Hanging out with Nudists: Data, Tech and the Privacy Act


In Australia, 12 March 2014 marked the commencement of a more robust privacy regime for businesses and organisations as changes to Privacy Act 1988 commenced. From this date 10 National Privacy Principles and 11 Information Privacy Principles were harmonised into 13 Australian Privacy Principles.

Heralded as “the most significant privacy reform in 25 years” the practical impact of these changes varied significantly across the financial services industry. For many advisers and Licensees the introduction of the APPs and the introduction of the new regime was as significant as Y2K was for Cuba; simple businesses with sound policies, a common sense approach and respect for their clients probably needed to do little more than basic word processing (“find-replace”) and process refinement to meet the new requirements. (Hopefully, they also recognised the new and broader definition of “personal advice” too).

The erosion of privacy

In reality, big data, mobility, social media, security concerns and industry convergence have practically eroded the privacy of consumer data and the idea that individuals could own and control their personal information. With tagging, status updates and stream-of-consciousness tweeting, consumers have embraced the technologies and behaviours that discredit the classical Liberal idea of personal privacy. It was these factors that led Scott McNealy, the then-CEO of Sun Microsystems, to declare (in 1999!)
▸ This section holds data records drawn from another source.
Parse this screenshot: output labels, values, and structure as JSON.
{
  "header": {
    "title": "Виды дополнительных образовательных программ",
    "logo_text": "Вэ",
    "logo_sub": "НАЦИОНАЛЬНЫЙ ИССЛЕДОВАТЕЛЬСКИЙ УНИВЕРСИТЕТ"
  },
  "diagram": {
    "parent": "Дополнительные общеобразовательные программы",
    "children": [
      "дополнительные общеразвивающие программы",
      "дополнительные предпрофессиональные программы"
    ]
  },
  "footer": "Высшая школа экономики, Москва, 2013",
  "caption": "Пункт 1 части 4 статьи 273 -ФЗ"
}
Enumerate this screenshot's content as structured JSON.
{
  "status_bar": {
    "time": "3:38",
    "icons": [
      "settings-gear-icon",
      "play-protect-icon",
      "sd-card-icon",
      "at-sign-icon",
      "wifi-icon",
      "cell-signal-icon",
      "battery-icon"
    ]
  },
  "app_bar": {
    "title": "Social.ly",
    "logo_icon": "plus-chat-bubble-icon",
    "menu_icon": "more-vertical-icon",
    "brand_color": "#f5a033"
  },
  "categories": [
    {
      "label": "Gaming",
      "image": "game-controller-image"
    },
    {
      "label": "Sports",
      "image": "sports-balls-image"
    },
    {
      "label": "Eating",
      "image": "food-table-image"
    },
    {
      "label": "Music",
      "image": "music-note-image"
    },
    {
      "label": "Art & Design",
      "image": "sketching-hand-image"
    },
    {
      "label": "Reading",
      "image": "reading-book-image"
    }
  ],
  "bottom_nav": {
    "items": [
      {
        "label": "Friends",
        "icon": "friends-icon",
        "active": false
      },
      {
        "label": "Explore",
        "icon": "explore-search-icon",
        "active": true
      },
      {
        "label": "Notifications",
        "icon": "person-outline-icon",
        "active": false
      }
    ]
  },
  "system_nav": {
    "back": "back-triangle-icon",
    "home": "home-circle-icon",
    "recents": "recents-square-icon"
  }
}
"You have zero privacy anyway. Get over it."

McNealy wasn't celebrating technological advances but was instead railing against the erosion of personal freedoms; well in advance of the birth of wired communities and ubiquitous social media platforms, McNealy warned consumers of the negative consequences of full, willing and active disclosure of personal information. Legislation now seeks to protect consumers and reverse this loss of privacy; but when you’re inadvertently hanging out in a nudist colony, it’s difficult (and maybe too late) to maintain privacy, personal dignity or even a sense of mystery. Thankfully, the new privacy regime allows consumers to take back control; to metaphorically slip on a robe, pixelate portraits and have group photos untagged. Better yet, the new Act establishes a regulator who can ensure that Consumers can choose what they reveal, when and to whom and limit who can benefit from their revelations.

Protecting client privacy

Good advisers (and good advice practices) have always protected the personal information of their clients. Even before the introduction of a statutory best interests test, most saw themselves as trustees of their client’s information and custodians of their confidential data. But with increased vertical integration, the emergence of “big data” and the increasing commercialisation of digitised personal information, many consumers found they were more exposed (and more widely known) than they would have expected. The Privacy Act 1988 tried to address these challenges and implemented controls that were generally effectively implemented by many advisers; but technology and commerce outpaced these protections. The new regime built on that foundation and extended consumer protections. Importantly, these common sense reforms were not too challenging for small businesses to implement. 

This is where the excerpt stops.